En joignant l’équipe de direction de Harry Rosen, l’entreprise de son grand-père, Ian Rosen pensait conquérir le monde du numérique. Mission bientôt accomplie.

Au bout du fil, Ian Rosen est nostalgique du temps où il était commis de magasin. Il a le sourire dans la voix. Adolescent, il s’occupait des présentoirs chez Harry Rosen, la célèbre mercerie de sa famille. « C’était avant le commerce en ligne, à l’époque où les soldes d’après Noël étaient le moment fort de l’année. » Un moment fort, mais chaotique. Les gens décrochaient les pardessus pour en examiner les coutures et le tissu, puis les jetaient par terre. Ils dépliaient les chemises soigneusement placées sur les tables pour ensuite les laisser en boule. « Mon père et mon grand-père [le président-directeur général Larry Rosen et le fondateur Harry Rosen] étaient toujours là pour parler aux clients », se rappelle-t-il. Aujourd’hui vice-président au contenu numérique et aux stratégies, Ian Rosen a débuté en « refaisant les piles de chemises aussi vite que les clients les défaisaient ». Ce souvenir l’amuse.

Il arrive souvent que la troisième génération refuse de reprendre l’entreprise familiale. C’était le cas pour Ian Rosen.

Après ses années de commis, il étudie en affaires à l’Ivey Business School et à la Kellogg School of Management, ce qui l’amène en Chine au début des années 2010. Le cybercommerce est déjà bien implanté là-bas, et le jeune Rosen se dit que le phénomène arrivera bien au Canada un jour. « J’avais l’impression de voir le futur. »

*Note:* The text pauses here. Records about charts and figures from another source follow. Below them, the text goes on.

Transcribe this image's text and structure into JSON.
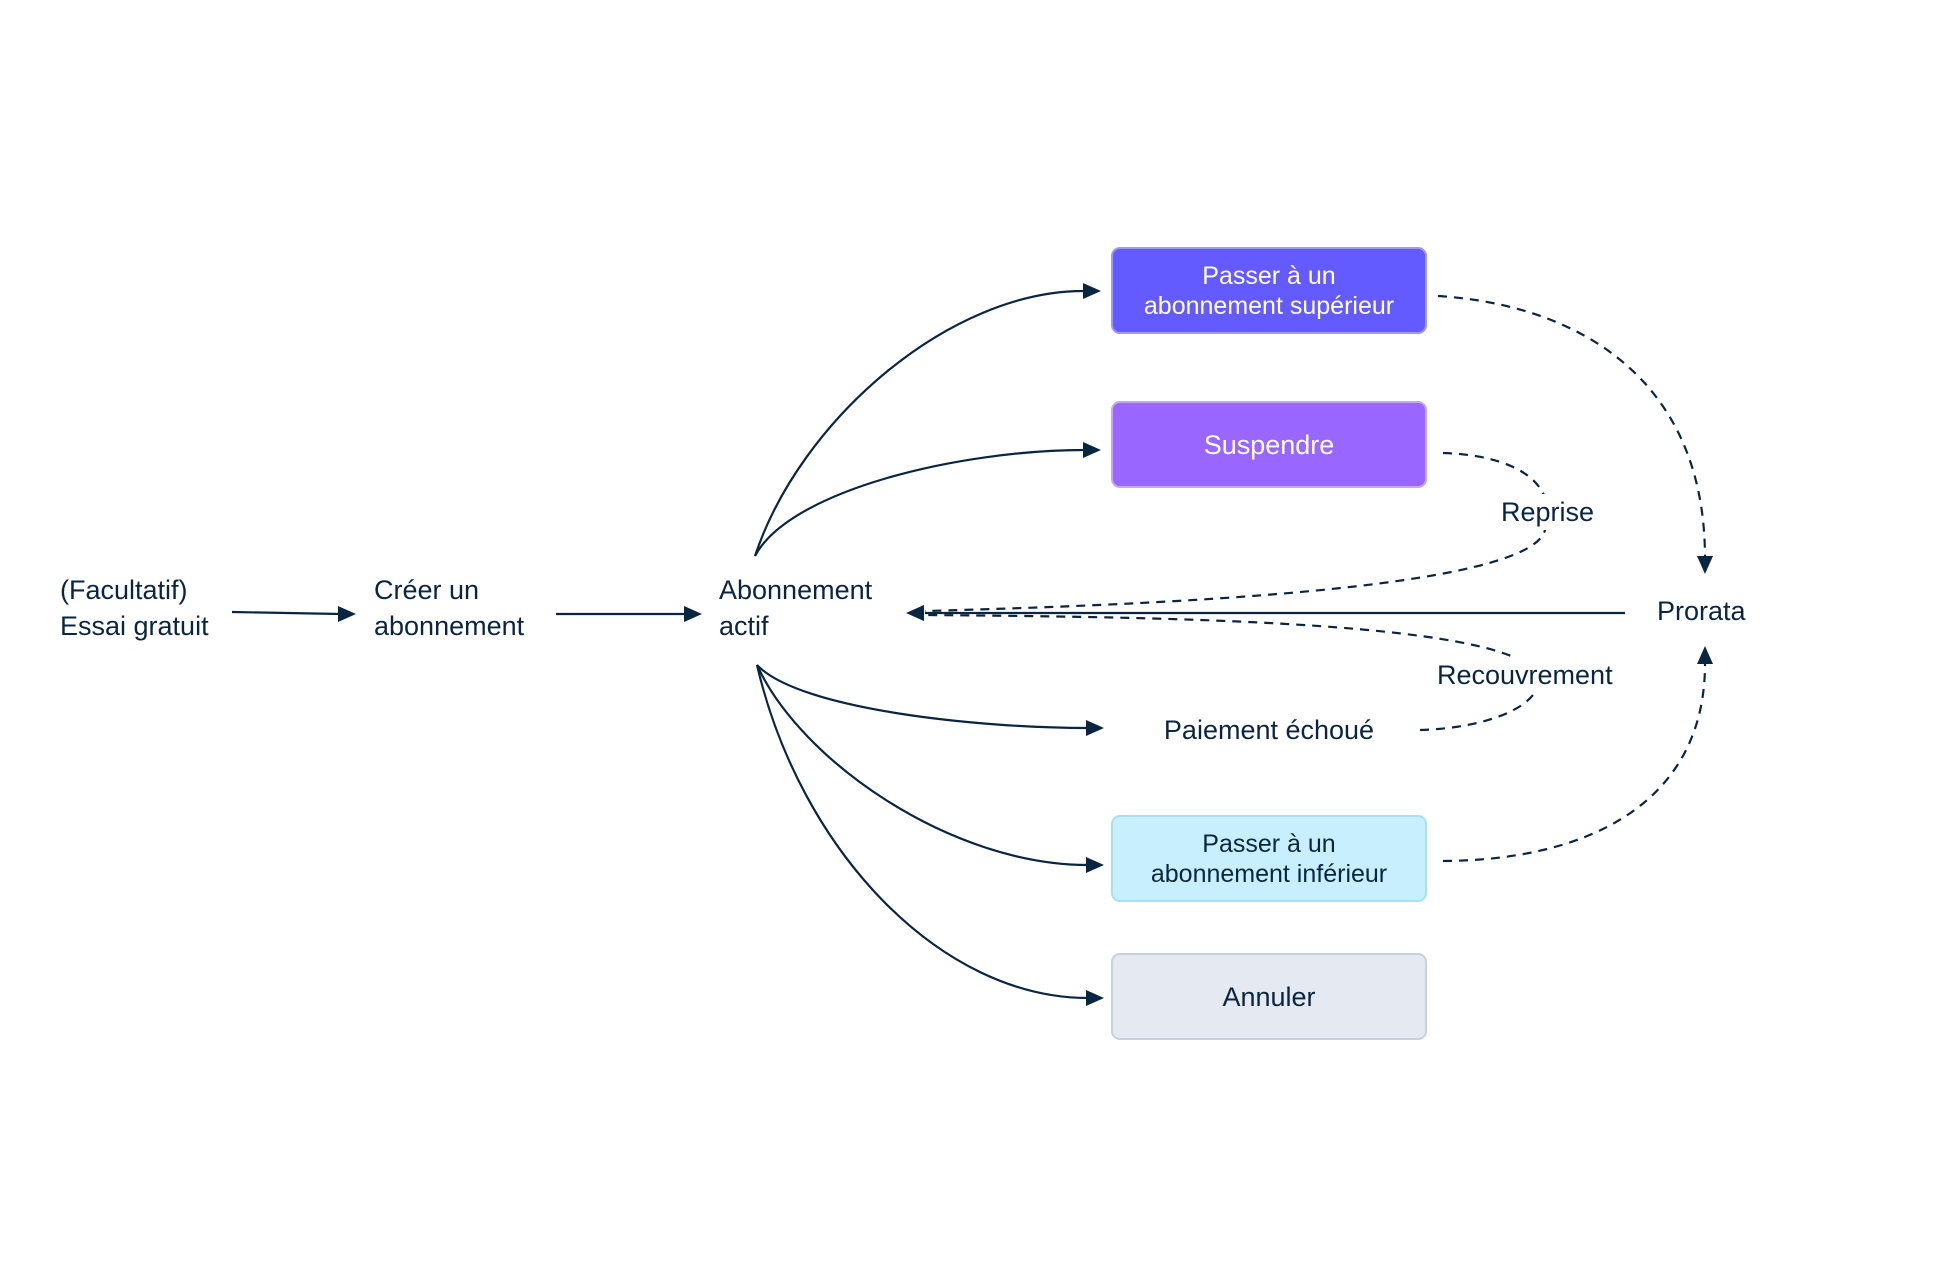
{
  "nodes": {
    "trial": [
      "(Facultatif)",
      "Essai gratuit"
    ],
    "create": [
      "Créer un",
      "abonnement"
    ],
    "active": [
      "Abonnement",
      "actif"
    ],
    "upgrade": [
      "Passer à un",
      "abonnement supérieur"
    ],
    "pause": "Suspendre",
    "failed": "Paiement échoué",
    "downgrade": [
      "Passer à un",
      "abonnement inférieur"
    ],
    "cancel": "Annuler",
    "proration": "Prorata"
  },
  "edge_labels": {
    "resume": "Reprise",
    "recovery": "Recouvrement"
  },
  "colors": {
    "ink": "#0a2540",
    "upgrade": "#635bff",
    "pause": "#9966ff",
    "downgrade": "#c8effe",
    "cancel": "#e4e9f2"
  }
}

Mais je ne voulais pas être conseiller en gestion toute ma vie. Je me suis dit que je devais trouver une entreprise de mode qui voulait améliorer sa position en ligne…

Ian Rosen

Vice-président au contenu numérique et aux stratégies

Harry Rosen

Diplômé de maîtrise en administration des affaires, Ian Rosen travaille durant 2 ans à Chicago comme conseiller en gestion. Après quelques projets dans le secteur minier, il a une révélation : « Ce domaine m’ennuie. Je le maîtrise, mais je ne l’aime pas. » On lui assigne alors son premier mandat de gestion de produits de consommation, qui demande plus de créativité. « Après, je ne voulais faire que des projets qui m’allumaient. » La mode lui plaît particulièrement. « Mais je ne voulais pas être conseiller en gestion toute ma vie. Je me suis dit que je devais trouver une entreprise de mode qui voulait améliorer sa position en ligne… » Il éclate de rire. Mais où pourrait-il bien trouver ce détaillant visionnaire?

Des magasins physiques à la toile

En 1954, Harry Rosen ouvre une petite boutique de sur-mesure pour homme à Toronto. Sept autres adresses s’ajouteront sur 30 ans, d’abord à Toronto, puis à Vancouver, Ottawa, Montréal, Calgary et Winnipeg. L’entreprise familiale se fait connaître pour ses collections exclusives, ses tissus de haute qualité et son service personnalisé. À ce jour, elle compte 17 boutiques et emploie plus d’un millier de personnes au pays.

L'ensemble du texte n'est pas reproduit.